Cada vez que escribo una columna, me asaltan esas dudas. Y me planteo que en este oficio no hay perder de vista la posibilidad de equivocarnos, que la libertad tiene la contrapartida de la responsabilidad y que no hay derechos sin obligaciones. Pienso que, pese al riesgo de incurrir en el escepticismo, la duda es buena consejera: puede blindarnos frente a esas actitudes intocables y rotundas que invaden al mundo, y que son terreno fértil para que florezcan las inquisiciones. El mundo vive ahora atrapado entre nuevas intolerancias, y prosperan ayatolas, torquemadas y redentores de todos los signos. En izquierdas y derechas hay banderas de combate y brazos en alto. Hay gestos que estremecen por su olímpico desprecio a los demás. Hay intransigencia.

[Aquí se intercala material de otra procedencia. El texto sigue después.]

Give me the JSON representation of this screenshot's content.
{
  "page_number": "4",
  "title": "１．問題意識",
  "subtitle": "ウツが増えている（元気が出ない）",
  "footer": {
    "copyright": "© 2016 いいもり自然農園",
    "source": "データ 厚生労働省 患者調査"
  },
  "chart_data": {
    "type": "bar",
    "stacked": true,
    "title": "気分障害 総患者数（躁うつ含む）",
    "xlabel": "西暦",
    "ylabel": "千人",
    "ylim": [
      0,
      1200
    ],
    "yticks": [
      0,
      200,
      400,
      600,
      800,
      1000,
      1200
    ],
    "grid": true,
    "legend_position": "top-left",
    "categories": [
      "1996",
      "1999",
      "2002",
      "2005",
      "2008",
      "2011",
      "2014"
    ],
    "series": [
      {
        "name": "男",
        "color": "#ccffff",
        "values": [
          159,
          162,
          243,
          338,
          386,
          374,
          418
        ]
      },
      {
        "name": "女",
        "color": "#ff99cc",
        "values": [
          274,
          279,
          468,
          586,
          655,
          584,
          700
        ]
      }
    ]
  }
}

La democracia no se agota en la posibilidad de elegir, ni en el derecho a pensar y a decir lo que creemos. Eso cuenta, y mucho, por cierto, pero, la democracia es, además, tolerancia, es admitir que el otro puede tener algo de razón. La riqueza del debate está en aceptar que mis tesis pueden someterse a discusión, y que no son necesariamente las del otro. La democracia es convivencia, derecho de las minorías y límite a los dogmas. Es respeto a las diferencias y es saber escuchar.
El populismo y las revoluciones se asignaron el patrimonio de la verdad y la exclusividad de la salvación del pueblo. No admiten competencia, y por eso silencian al adversario, suprimen al contrincante, militan bajo el signo de que son dueños de la verdad y que nadie puede poner en entredicho su “misión” redentora.
Por eso, quienes tenemos el privilegio de decir en público y para el público lo que pensamos, no debemos olvidar que estamos lejos de ser dueños de la verdad. Que escribir es un ejercicio en el que habrá dudas razonables y posibilidades de errar. Que nos hace falta un mínimo de humildad.